The risks of reverse-engineering sensitive data

As global military agencies review their exposure to fitness data published by the Strava social exercise app, Australia’s peak marketing organisation is leveraging its new code of conduct to remind businesses of the potential, unintentional consequences of the open-data economy.

That economy has developed quickly with the publication of large, anonymised data sets by government bodies in Australia, the United States, the UK, and elsewhere. Such data sets – for example, the range of Census DataPacks published by the Australian Bureau of Statistics – offer invaluable insight to marketers, businesses, government agencies and others planning business expansion or service delivery.

Last September, ACS launched its Data Sharing Frameworks technical white paper addressing the challenges for data sharing, including data security, privacy and legal obligations.

Large data sets have also emerged in data-analytics competitions like those hosted at Kaggle. Yet those same data sets often provide more insight than their creators intended, particularly when presented in ways to make it more accessible and informative.

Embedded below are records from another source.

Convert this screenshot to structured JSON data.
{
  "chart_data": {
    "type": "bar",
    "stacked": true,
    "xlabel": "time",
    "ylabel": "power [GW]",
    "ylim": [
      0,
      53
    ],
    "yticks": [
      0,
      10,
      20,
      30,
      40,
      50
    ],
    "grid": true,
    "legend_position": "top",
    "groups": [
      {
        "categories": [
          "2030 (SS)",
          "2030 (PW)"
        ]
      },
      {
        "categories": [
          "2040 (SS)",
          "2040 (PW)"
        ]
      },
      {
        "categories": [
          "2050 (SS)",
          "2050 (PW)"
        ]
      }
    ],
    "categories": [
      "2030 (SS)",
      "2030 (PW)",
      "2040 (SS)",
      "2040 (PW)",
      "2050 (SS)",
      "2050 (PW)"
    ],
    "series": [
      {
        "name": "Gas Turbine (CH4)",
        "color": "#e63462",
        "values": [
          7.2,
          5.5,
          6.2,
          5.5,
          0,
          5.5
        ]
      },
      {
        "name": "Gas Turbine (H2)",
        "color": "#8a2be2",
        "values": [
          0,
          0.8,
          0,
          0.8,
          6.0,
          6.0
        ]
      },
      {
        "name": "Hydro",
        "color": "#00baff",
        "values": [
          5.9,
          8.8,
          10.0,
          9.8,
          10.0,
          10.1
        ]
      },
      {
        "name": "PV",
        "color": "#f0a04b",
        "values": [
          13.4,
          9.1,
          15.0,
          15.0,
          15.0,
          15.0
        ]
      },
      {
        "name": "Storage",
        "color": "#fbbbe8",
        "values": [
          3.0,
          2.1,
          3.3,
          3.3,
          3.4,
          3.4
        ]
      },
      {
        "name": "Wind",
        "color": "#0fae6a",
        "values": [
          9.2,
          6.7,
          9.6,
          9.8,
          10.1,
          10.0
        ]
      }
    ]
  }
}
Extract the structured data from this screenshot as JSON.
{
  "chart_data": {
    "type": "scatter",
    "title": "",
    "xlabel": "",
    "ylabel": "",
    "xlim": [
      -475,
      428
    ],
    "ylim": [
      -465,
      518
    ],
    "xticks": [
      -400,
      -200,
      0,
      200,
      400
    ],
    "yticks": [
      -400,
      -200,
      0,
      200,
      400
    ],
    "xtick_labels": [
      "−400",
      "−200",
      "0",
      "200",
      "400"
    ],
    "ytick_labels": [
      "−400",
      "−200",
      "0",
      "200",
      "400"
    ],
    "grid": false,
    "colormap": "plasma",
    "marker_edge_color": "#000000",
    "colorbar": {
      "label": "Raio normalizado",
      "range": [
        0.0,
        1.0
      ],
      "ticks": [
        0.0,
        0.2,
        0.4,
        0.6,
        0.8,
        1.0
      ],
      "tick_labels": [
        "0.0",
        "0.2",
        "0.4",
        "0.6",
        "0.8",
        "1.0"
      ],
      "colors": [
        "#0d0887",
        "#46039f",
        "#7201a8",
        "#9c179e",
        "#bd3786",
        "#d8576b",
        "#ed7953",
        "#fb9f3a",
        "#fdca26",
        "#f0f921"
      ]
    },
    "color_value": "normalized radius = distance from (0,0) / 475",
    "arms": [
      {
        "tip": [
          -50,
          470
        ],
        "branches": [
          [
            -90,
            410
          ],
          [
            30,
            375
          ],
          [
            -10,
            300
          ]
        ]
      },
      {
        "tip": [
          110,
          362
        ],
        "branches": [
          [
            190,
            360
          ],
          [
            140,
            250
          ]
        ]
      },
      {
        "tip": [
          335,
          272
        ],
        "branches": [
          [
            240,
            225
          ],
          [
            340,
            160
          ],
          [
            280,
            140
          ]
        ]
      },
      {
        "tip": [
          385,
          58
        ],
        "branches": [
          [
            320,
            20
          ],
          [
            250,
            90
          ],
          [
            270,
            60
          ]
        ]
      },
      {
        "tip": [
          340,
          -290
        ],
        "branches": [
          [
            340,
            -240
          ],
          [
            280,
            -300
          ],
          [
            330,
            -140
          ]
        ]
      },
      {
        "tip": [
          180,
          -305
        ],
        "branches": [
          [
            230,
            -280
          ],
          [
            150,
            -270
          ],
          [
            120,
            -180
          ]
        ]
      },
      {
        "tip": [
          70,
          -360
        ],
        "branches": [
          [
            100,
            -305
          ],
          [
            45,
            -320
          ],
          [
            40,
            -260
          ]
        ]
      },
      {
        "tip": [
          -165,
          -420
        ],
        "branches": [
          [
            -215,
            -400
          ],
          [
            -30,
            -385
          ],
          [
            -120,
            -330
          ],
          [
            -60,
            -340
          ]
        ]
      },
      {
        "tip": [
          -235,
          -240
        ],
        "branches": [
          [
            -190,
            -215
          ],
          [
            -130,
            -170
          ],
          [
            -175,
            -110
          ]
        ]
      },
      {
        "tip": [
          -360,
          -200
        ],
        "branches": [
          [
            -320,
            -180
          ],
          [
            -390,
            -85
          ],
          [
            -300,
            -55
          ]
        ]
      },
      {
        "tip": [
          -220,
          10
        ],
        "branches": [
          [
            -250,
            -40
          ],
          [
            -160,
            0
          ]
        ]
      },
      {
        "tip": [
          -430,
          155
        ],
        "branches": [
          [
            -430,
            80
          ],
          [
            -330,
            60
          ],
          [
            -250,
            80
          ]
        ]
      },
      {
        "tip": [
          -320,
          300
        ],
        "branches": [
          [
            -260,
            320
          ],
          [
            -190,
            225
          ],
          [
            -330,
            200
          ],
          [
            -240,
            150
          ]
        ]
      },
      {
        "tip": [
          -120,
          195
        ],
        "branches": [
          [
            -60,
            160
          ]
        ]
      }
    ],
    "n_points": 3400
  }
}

Visualisation is what landed Strava – whose app unites fitness enthusiasts by encouraging them to share their running, cycling, and other activities – in the global spotlight after its new ‘Global Heatmap’ of fitness-tracker activity inadvertently exposed routes used by military personnel while exercising.

Recognising that regular routes around isolated parts of the Middle East could be overlaid onto known military bases, 20-year-old ANU student Nathan Ruser realised that the traces could also identify secret locations – and others, following his lead, found a way to identify individuals at those locations.

Activity tracking and mapping are all within Strava’s terms of service, so the problem was not a conventional privacy breach. Rather, it was that personnel in sensitive areas were conducting a normal civilian activity without considering its potential consequences.

The downside of data

Last month, the International Consortium of Investigative Journalists (ICIJ) leveraged Talend software to build a massive database for cross-matching and analysis of more than 1.4 terabytes of data from the recent Paradise Papers financial documents leak.

Such targeted use of analytics tools has become increasingly frequent as today’s data-driven economies lean on ubiquitous smartphones and data analytics to collect and analyse more and more data about people and their activities.

Businesses are hungry for this data, which can be invaluable in improving customer relationships and profitability, but the potential for abuse has driven an effort by the Association for Data-driven Marketing and Advertising (ADMA) to temper marketers’ use of data collection and exploitation.

“Something done with the best intentions, and that is quite a clever use of data, will have unintended consequences,” ADMA CEO Jodie Sangster said. “As much as we think through how data is going to be used, I am not sure we can foresee every use that’s going to come out of it.”

Most Australian companies only evaluate their data collection processes against existing Privacy Act requirements, Sangster said, noting that this is why Data Governance Australia (DGA) has incorporated provisions around transparency and ethical use of data into its newly released Code of Practice.

Such controls are intended to get organisations thinking about the consequences of their data collection and publication – particularly given that analytics experts have repeatedly demonstrated that cross-correlation can be ‘re-identified’ – used to reconstruct the original information and link it to individuals.

Cracking the code

In 2016, for example, University of Melbourne data scientists demonstrated that they could re-identify individuals whose identities had been stripped from a Department of Health data dump of one billion historical healthcare records.

And in October, Internet registry APNIC was forced to reset all of its customers’ Whois passwords on concerns that an accidentally-published list of hashed passwords – scrambled using known algorithms and stored to validate users’ identities – could be reverse-engineered to determine the original passwords.

Techniques for reverse-engineering hashes and de-anonymisation of Strava exercise records and other data are widely discussed online, and the practice has burgeoned with the volume of data being collected and analysed.

“Companies have measures in place to protect the data they have,” Sangster said, “but as we collect more data sets, and as data practices are becoming more and more advanced, it’s becoming harder and harder to guarantee that data can’t be de-identified. Businesses are just going to have to constantly be keeping ahead of these practices to ensure the protection of their data.”